En el edificio continúan las labores de desescombro, de las que ahora se ocupa la propiedad. También se decidió que la empresa en la que trabajaban los obreros afectados por el accidente apuntale determinadas zonas del inmueble para asegurarlo, también en este caso por precaución. Esto último se decidió tras la visita que hicieron al lugar a última hora del miércoles técnicos de Obras Públicas y de Urbanismo del Ayuntamiento, junto al jefe del Servicio de Bomberos.

El edificio del Colegio San Vicente Paúl acumula 132 años de historia como centro educativo. Según datos del catastro, su origen se remonta a 1890, cuando nació como Escuela de Comercio. En 1916 fue adquirido por las Hermanas de la Caridad que acabaron trasladando al mismo su residencia y el Colegio San Vicente de Paúl, que habían fundado en 1892 en el número 74 de la calle Ezcurdia.

Con las Hermanas de la Caridad, el edificio de la antigua Escuela de Comercio fue ampliado con sótano y tres plantas entre 1932, en una obra del arquitecto Miguel García de la Cruz, en un estilo racionalista y art-decó. Esa ampliación del colegio es la fachada que da a la calle Ezcurdia y la rotonda que la enlaza con la fachada de la calle Caridad, que es la parte del colegio donde se produjo el siniestro. La fachada de la calle Caridad y la capilla es una ampliación de 1957, proyecto de Juan Manuel del Busto y Miguel Díaz Negrete.
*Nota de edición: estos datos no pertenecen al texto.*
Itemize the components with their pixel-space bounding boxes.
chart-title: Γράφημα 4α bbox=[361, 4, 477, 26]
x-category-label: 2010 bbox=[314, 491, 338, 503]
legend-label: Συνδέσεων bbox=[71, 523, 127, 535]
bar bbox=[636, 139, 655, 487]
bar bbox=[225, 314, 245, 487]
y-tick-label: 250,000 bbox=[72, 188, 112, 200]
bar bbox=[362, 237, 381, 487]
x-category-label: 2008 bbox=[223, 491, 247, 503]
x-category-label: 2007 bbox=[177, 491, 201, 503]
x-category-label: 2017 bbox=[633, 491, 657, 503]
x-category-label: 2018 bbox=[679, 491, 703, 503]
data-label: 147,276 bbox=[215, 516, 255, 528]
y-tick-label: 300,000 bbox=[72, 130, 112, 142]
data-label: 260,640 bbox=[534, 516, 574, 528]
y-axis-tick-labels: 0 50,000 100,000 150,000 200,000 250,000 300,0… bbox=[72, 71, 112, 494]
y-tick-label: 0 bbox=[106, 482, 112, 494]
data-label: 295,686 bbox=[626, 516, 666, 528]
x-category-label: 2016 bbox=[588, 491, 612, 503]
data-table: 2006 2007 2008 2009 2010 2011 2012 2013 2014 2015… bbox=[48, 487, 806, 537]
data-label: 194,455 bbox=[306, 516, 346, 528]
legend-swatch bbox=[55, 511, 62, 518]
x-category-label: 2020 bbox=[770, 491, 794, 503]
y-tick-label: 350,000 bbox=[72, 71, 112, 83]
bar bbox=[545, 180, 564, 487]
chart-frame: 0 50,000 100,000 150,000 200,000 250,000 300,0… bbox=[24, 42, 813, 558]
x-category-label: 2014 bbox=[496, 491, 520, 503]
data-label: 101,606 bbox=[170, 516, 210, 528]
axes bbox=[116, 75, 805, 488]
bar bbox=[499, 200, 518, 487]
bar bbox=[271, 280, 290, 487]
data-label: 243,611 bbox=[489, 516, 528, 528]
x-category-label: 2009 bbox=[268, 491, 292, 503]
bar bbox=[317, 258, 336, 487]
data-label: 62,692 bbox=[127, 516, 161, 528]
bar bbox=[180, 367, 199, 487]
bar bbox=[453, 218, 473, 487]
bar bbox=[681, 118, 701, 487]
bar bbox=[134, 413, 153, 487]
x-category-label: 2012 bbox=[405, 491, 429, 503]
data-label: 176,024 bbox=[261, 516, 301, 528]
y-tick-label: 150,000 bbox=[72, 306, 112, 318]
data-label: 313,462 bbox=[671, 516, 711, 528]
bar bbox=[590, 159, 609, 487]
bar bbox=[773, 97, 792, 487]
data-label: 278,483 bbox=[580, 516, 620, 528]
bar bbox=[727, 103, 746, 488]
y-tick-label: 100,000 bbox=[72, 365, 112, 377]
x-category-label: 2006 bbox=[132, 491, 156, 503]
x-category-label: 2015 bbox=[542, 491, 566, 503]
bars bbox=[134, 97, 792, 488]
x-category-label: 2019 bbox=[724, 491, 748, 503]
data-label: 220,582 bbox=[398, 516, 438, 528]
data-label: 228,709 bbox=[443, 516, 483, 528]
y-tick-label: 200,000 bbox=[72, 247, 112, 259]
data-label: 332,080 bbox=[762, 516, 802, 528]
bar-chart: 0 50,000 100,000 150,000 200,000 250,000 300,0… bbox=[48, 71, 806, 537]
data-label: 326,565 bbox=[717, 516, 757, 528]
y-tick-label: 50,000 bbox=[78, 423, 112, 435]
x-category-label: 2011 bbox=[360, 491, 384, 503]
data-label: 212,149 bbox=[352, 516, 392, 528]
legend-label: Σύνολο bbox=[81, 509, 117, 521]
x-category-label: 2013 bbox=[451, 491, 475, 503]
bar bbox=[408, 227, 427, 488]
Aunque siguió con funciones formativas, durante un breve periodo de tiempo, en la Guerra Civil, el edificio dejó de estar en manos religiosas al ser “nacionalizado” por una asociación republicana. Las Hermanas de la Caridad ya no residen en el colegio desde hace dos año y el mismo ha pasado a manos de la Fundación Educere, vinculada a la Federación de Centros Católicos Fere. Toda la comunidad educativa está consternada por el fatal accidente.